Mary Eliza Jameson


		b. November 2, 1858 

m. September 20, 1883, Orson Ward Hammond
d. 1918

Mary Eliza Jameson and ``O.W.'' were married in 1883 and they went to Texas. A few years later they were persuaded to migrate to Madison County, Tennessee, where O.W.'s older brother, Charles Hammond, had secured land and was lumbering there to prepare it for farming. Their first child, Jennie Sophronia Hammond thus was born in Madison Co., Tenn., near Lesters Chapel Church. Scotch-Irish and Irish and Hammond-Hale Connecticut Yankee blood had been united in the Mid-South.

Mary Eliza bore three daughters:

Jameson-Craig-Hammond-Hale, were all pioneers at one time or another and still seeking a homeland in America. Mary Eliza and O.W. decided not to stay with Charles Hammond and his enterprises, but they did settle nearby. At first they lived in the Lester's Chapel community and helped to organize and build a church there in 1889. Then they bought a sixty-six acre farm on Meridian Creek, nearer to Malesus School, and put down roots. The second child, Clara Matilda, was born in 1890 on new farm. In 1892, Emma Mai Hammond was born in the simple log cabin on the new farmland. It was here they grew up and here that Mary Eliza (1918) and Orson Ward Hammond died (1930). They were buried in the Lester's Chapel Cemetery on the Hart's Bridge Road that they had helped establish. On August 26th, 1986, after a full life on the old home place, their daughter, Emma Mai Hammond, was laid to rest beside her parents there.

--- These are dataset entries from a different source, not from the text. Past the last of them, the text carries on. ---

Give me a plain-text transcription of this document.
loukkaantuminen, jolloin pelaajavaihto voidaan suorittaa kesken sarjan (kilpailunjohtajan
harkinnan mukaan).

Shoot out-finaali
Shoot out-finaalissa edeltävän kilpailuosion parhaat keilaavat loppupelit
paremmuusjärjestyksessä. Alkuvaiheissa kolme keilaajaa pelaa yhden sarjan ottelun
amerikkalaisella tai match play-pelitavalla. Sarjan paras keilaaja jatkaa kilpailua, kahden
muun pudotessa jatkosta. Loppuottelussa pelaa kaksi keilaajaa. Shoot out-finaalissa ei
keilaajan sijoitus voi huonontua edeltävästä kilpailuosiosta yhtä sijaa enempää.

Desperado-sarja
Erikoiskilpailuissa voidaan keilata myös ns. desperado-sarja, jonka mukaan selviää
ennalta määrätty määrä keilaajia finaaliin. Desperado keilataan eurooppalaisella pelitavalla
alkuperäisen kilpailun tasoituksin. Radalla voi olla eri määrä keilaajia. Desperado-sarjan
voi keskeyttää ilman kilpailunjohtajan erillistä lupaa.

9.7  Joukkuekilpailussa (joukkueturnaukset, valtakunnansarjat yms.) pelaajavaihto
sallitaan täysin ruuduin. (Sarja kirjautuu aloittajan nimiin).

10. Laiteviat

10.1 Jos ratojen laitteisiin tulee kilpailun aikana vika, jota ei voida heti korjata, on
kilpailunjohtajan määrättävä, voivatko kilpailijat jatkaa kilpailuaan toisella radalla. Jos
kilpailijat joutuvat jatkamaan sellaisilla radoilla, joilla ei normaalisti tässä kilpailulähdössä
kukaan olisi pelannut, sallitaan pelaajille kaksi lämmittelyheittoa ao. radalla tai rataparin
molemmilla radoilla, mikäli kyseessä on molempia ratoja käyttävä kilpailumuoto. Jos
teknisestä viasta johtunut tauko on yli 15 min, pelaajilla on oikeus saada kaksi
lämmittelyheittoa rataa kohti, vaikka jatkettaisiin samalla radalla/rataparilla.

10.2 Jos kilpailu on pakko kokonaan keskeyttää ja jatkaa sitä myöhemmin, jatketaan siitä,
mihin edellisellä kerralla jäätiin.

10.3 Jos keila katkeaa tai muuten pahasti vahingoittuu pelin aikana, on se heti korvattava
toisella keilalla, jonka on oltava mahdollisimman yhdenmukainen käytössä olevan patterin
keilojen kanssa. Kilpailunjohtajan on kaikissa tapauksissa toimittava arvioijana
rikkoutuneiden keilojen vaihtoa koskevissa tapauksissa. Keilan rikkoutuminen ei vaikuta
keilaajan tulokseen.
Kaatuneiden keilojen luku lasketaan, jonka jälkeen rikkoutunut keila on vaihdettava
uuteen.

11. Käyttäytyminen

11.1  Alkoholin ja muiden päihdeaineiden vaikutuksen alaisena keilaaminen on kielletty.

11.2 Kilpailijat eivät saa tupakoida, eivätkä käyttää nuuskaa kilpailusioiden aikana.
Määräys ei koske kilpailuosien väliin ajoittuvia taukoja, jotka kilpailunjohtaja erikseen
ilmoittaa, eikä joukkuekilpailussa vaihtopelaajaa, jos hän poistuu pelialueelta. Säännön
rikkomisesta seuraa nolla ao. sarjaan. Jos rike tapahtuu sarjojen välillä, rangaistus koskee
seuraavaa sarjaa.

It is Clara Matilda and James Leven Harton, who in later years followed their son James to California, who kept the traveling Jameson reputation. They moved about 1942 to Los Angeles, where James Lev and Clara M. died and some of their children live yet: but some are still on the move and have doubled back to Wichita, Kansas, and to the homestead on Parkburg Rd. in Madison Co., Tenn.